It'll make an excellent training exercise. How often do they get the chance to track each other's navies on this scale?
I think 4 of the five US destroyers may actually be the Aldridge class frigates - which were supposed to be the vessels carrying out the tomahawk cruise missile attacks on Syria. The Russians do seem to really have quite a few amphibious landing ships there. I wonder what's up with that? It's uncommon for the US to NOT have a carrier group stationed in the MED, but I believe they have one or two in the Arabian/Red Sea region. I also believe they are being kept out of the MED (out of range) for safety reasons.
The Tomahawk long range variant has a range of 1,700 km, so if it was fired it could not have been fired from Spain, at least with any chance of hitting Syria.
I can't find any corroboration on this intriguing story so I'm discounting the shoot down story. Not that stranger things haven't happened.
And another reminder of how glad everyone should be that we're not bombing away in Syria right now (as we would be -- these things always take longer than they're supposed to); From Seymour Hersh of all people: "But in recent interviews with intelligence and military officers and consultants past and present, I found intense concern, and on occasion anger, over what was repeatedly seen as the deliberate manipulation of intelligence." http://www.lrb.co.uk/2013/12/08/seymour-m-hersh/whose-sarin Gist is that it was known that Al-Nusra had capacity to make Sarin. Note also Samantha Power (Ms Humanitarian Intervention herself) really pushed the "only Assad regime has Sarin" line.

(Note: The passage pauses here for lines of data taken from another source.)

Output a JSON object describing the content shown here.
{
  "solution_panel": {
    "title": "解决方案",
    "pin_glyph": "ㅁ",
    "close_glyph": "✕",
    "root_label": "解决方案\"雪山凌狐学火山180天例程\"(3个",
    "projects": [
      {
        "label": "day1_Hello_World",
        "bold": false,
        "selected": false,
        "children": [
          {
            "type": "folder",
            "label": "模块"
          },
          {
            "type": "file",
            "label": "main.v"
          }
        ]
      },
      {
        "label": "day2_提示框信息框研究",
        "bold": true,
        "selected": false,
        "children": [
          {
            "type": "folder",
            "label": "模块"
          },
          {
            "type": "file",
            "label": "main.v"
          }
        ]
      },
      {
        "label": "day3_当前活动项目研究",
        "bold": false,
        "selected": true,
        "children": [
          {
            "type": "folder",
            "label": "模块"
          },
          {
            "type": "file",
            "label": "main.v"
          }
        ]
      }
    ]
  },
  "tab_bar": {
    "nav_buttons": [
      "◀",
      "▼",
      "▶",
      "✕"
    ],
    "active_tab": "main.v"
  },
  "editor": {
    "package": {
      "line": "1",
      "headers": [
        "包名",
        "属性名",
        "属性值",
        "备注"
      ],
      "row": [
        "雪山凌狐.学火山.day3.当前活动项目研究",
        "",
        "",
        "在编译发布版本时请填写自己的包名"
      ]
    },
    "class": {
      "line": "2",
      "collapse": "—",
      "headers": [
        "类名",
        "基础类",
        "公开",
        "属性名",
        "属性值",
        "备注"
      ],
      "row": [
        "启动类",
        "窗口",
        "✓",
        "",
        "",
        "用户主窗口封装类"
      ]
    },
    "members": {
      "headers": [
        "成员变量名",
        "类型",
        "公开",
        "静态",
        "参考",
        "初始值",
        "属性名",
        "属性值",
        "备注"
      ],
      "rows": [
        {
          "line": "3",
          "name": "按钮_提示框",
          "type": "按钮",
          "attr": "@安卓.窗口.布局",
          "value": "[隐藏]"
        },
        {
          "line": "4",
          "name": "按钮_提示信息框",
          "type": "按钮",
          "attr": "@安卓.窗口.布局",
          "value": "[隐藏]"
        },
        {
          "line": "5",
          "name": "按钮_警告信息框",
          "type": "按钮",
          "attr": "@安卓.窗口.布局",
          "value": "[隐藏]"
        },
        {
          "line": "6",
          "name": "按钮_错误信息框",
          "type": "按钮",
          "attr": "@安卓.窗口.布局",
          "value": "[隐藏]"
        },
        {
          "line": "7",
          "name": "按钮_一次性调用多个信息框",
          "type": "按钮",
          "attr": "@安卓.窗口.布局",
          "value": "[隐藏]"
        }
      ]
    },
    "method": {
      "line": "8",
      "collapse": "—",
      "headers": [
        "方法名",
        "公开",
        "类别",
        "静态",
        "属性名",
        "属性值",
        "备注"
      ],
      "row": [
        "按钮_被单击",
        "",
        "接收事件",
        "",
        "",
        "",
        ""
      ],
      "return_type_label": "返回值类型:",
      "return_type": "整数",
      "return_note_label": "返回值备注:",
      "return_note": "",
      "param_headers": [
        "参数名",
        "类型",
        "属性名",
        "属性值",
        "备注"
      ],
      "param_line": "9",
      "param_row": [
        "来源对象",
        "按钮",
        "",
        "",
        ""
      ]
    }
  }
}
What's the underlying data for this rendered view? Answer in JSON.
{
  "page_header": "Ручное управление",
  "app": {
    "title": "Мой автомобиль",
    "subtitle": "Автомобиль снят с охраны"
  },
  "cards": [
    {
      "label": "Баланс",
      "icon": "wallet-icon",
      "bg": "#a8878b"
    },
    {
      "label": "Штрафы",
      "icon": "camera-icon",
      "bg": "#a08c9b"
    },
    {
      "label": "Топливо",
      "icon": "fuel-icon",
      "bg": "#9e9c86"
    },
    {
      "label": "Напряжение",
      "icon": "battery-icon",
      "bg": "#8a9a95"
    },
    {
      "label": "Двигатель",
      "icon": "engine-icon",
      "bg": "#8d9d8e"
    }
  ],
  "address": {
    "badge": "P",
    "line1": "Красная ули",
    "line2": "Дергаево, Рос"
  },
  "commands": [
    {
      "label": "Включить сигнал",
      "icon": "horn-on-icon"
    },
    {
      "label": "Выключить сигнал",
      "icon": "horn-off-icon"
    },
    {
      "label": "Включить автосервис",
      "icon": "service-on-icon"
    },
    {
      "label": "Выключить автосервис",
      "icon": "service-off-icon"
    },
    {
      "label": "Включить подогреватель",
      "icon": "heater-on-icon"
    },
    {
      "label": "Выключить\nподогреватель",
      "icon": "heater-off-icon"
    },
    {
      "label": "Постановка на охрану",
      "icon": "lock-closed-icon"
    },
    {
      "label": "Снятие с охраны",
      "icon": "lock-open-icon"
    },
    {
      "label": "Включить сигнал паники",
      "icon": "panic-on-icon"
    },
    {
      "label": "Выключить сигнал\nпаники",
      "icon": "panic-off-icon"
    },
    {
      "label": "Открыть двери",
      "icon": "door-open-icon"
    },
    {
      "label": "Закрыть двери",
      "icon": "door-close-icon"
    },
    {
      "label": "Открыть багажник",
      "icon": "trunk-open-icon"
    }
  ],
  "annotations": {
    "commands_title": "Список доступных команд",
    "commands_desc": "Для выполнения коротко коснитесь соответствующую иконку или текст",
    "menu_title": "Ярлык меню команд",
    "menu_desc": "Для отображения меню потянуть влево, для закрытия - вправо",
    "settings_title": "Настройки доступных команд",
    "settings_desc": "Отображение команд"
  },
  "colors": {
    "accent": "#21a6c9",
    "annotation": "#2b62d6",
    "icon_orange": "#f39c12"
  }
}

I've had the feeling that something was fishy about this all [the August 21st sarin attack] since day one but I've been cautious as to not make any assumptions. Now more pieces of the puzzle appear to be coming together though, but I remain somewhat on the fence still. What Mr. Hersh highlights above doesn't come as a surprise to me however... Two OSINT blogs worth reading are Brown Moses and Who Ghouta. They both claim to be non-partial but IMO they both show a slight bias, albeit in two opposite directions. Judging from what I've read, the research done at the Who Ghouta blog appears somewhat less biased though, and in terms of culpability it points to the rebels (though it is only inferred, not explicitly stated).